Number of mutations with configuration (1,0):
97090


# Composite likelihood

We construct a composite likelihood by using a Poisson random field (PRF) approximation.
This assumes that the number of observed SNPs for each configuration are independent Poisson.

Below we compute the composite likelihood of our dataset and demography, given a mutation rate of 10.0 per locus.

In [10]:
# the mutation rate per locus
mut_rate_per_locus = 10.

# the mutation rate for the whole dataset
n_loci = len(sfs_list)
combined_mut_rate = n_loci * mut_rate_per_locus

composite_log_lik = momi.unlinked_log_likelihood(combined_sfs, demo, mut_rate=combined_mut_rate)
print "Composite log likelihood:", composite_log_lik

Composite log likelihood: -67579.2634253


# Automatic differentiation

`momi` uses the package `autograd` to automatically compute derivatives.

Gradients can be extremely useful in parameter inference.
However, computing gradients is **not** strictly necessary for most functionality.
Users who don't plan to use auto-differentiation can skip this section, or return to it later.

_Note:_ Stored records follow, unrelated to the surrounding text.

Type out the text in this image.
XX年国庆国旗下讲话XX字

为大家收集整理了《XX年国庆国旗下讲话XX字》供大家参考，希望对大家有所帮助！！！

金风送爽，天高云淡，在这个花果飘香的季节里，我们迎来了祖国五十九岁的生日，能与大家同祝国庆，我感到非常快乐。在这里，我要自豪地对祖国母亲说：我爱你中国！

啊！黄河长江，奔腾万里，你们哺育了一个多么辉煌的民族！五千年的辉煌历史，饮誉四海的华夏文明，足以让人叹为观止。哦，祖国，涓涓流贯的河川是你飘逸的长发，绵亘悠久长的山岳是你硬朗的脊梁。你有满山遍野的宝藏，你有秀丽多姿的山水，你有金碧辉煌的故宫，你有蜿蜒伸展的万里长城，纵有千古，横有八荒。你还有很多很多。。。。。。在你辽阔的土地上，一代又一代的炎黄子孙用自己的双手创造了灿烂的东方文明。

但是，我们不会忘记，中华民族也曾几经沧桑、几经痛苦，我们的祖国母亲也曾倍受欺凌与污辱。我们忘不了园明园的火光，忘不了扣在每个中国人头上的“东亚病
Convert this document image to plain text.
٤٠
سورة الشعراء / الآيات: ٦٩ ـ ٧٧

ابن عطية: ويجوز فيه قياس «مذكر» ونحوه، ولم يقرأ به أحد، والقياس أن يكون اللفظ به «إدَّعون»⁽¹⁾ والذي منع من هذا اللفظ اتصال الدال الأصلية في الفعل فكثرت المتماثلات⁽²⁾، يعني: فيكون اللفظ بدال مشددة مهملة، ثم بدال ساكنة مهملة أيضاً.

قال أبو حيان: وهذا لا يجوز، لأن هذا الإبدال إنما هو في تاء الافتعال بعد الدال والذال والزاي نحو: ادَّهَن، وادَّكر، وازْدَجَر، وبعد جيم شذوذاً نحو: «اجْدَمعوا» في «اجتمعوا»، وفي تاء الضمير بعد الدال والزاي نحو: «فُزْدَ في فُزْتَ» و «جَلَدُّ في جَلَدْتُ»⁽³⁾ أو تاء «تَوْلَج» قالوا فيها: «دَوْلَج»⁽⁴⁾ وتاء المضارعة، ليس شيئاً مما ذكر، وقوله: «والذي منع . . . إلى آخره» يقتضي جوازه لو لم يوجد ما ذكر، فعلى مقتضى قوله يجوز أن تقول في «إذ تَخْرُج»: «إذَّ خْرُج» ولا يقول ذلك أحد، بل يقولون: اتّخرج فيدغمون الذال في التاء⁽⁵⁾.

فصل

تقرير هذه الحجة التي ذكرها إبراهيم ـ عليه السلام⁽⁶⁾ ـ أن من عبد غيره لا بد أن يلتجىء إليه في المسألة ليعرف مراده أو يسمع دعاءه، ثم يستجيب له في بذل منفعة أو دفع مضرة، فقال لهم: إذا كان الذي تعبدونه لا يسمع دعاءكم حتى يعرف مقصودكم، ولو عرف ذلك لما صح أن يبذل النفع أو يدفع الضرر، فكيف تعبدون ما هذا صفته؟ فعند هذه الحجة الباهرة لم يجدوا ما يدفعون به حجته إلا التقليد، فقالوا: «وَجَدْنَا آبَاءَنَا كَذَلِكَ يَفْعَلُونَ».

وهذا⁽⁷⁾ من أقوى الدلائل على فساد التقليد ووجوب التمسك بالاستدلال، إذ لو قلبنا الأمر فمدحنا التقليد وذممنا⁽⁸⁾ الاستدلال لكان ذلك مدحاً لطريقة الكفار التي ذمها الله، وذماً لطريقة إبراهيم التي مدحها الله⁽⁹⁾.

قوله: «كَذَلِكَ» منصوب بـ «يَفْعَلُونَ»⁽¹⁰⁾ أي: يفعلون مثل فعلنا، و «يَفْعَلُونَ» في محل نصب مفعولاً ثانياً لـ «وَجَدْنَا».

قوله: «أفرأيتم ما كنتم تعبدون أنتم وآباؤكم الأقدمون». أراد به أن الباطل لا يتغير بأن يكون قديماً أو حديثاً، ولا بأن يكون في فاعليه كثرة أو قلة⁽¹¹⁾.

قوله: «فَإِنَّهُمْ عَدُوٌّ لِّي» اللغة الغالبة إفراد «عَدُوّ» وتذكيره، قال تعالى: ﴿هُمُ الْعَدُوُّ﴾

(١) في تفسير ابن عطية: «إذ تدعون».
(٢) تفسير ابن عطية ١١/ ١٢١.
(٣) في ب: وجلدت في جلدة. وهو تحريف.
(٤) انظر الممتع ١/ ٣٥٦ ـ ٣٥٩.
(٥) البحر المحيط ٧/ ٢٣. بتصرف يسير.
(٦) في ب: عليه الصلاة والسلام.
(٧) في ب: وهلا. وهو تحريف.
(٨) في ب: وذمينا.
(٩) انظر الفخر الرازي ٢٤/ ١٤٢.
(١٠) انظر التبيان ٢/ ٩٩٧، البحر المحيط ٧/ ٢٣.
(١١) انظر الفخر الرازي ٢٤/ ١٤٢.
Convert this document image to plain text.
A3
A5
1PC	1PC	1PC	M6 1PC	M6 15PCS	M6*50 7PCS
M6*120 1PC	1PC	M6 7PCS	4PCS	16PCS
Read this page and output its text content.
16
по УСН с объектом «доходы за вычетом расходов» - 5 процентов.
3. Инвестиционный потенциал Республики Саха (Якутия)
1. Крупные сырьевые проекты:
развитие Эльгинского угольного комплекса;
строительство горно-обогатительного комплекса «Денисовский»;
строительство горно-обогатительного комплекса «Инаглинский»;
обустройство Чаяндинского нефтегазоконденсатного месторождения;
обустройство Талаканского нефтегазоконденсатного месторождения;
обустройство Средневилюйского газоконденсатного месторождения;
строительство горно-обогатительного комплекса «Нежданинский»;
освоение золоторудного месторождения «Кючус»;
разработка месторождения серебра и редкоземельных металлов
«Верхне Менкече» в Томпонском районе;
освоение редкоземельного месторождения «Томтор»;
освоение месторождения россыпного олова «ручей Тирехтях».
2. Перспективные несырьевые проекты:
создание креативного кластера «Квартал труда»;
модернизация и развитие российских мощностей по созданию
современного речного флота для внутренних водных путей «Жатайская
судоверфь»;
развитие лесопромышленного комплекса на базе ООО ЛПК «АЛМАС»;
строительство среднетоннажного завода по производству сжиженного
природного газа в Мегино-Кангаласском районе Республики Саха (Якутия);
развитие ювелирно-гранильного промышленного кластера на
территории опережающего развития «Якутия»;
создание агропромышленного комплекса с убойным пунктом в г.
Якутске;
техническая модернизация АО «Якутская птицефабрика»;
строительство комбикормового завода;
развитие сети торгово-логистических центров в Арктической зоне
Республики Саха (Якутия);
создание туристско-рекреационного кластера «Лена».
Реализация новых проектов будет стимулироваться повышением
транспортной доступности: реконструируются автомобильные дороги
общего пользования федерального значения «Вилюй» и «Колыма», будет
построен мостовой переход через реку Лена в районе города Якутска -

Let's start by defining a function that maps some parameters to a demography.

In [11]:
import autograd.numpy as np ## thinly wrapped version of numpy for auto-differentiation

def demo_func(N_chb_bottom, N_chb_top, pulse_t, pulse_p, ej_chb, ej_yri):
    ej_chb = pulse_t + ej_chb
    ej_yri = ej_chb + ej_yri
    
    # use autograd.numpy for math functions (e.g. logarithm)
    # This will allow us to take derivatives later
    G_chb = -np.log(N_chb_top / N_chb_bottom) / ej_chb
    
    events = [('-en', 0., 'chb', N_chb_bottom),
              ('-eg', 0, 'chb' , G_chb),
              ('-ep', pulse_t, 'chb', 'nea', pulse_p),
              ('-ej', ej_chb, 'chb', 'yri'),
              ('-ej', ej_yri, 'yri', 'nea'),
              ]

    return momi.Demography(events, ('yri','chb'), (14,10))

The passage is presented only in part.